# SS 14.10.2017 - Farrenc #1



## realdealblues (Mar 3, 2010)

A continuation of the Saturday Symphonies Tradition:

Welcome to another weekend of symphonic listening! 
_*
*_For your listening pleasure this weekend:*

Louise Farrenc (1804 - 1875)*

Symphony No. 1 in C minor, Op. 32 

1. Andante Sostenuto - Allegro
2. Adagio Cantabile
3. Minuetto Moderato
4. Allegro Assai

---------------------

Post what recording you are going to listen to giving details of Orchestra / Conductor / Chorus / Soloists etc - Enjoy!


----------



## realdealblues (Mar 3, 2010)

Another weekend is upon us and this weekend it's our first woman composer in Louise Farrenc. I'm not familiar with her work so I'm looking forward to giving this one a spin. There aren't many recordings of this one so once again I'll post a YouTube link for those that don't have a recording. I'll also be listening to this one:






Stefan Sanderling/Orchestre de Bretagne


----------



## Pugg (Aug 8, 2014)

​I am going with this one:

Louise Farrenc: Symphonies Nos. 1 and 3

Radio Philharmonie Hannover des NDR, Johannes Goritzki


----------



## D Smith (Sep 13, 2014)

I'll stream this, same album as the youtube link I think. Another new composer for me.


----------



## Haydn man (Jan 25, 2014)

Pugg said:


> ​I am going with this one:
> 
> Louise Farrenc: Symphonies Nos. 1 and 3
> 
> Radio Philharmonie Hannover des NDR, Johannes Goritzki


Same for me via streaming


----------



## Mika (Jul 24, 2009)

D Smith said:


> I'll stream this, same album as the youtube link I think. Another new composer for me.


Streaming this one


----------



## rw181383 (Aug 4, 2017)

I'll be streaming the Stefan Sanderling recording...
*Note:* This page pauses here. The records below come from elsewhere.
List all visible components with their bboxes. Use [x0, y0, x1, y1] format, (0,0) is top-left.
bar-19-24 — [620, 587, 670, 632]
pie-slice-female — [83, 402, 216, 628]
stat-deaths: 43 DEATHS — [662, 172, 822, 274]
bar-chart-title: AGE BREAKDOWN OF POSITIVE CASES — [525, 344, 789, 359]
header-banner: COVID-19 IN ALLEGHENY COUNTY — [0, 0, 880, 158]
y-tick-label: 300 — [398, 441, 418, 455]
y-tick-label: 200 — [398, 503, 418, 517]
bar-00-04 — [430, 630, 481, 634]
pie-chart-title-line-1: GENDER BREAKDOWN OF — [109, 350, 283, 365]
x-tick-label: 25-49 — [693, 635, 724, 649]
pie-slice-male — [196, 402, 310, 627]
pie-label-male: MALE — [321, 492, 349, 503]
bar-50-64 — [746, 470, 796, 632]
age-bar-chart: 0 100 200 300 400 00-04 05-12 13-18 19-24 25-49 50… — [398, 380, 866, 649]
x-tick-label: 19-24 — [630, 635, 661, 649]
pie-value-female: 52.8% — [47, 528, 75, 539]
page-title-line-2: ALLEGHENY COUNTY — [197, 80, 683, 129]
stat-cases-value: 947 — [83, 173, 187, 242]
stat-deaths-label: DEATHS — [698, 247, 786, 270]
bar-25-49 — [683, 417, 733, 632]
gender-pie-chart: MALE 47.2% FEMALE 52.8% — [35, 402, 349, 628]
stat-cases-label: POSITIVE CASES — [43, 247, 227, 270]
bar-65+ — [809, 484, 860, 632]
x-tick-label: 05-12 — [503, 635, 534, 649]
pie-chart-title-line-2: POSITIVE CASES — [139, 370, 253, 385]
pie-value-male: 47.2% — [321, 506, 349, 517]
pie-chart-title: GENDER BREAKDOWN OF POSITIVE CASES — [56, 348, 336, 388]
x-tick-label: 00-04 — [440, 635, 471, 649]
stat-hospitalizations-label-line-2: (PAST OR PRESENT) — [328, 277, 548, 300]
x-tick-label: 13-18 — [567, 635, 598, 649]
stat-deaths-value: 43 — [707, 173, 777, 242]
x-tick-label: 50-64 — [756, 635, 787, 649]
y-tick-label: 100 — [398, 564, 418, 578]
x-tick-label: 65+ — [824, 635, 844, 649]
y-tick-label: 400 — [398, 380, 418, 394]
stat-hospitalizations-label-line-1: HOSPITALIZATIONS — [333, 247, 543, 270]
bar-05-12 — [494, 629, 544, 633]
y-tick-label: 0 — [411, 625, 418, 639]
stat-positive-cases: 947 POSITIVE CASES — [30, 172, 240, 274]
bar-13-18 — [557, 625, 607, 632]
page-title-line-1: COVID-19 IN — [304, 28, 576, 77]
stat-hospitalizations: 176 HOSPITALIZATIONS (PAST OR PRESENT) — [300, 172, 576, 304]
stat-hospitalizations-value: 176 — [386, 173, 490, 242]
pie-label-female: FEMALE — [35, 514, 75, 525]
As always, thank you for the post!


----------



## rw181383 (Aug 4, 2017)

An interesting article about Farrenc:

http://iawm.org/stef/articles_html/nishizaka_louise_farrenc.html

Also, if you haven't heard her Nonet in E-flat major, Op. 38, it's worth your time!


----------



## Robert Gamble (Dec 18, 2016)

I just listened to this one last week.. I've had it for awhile and always enjoy listening to it a lot. The 3rd Symphony is nowhere near as memorable for me but not bad.


----------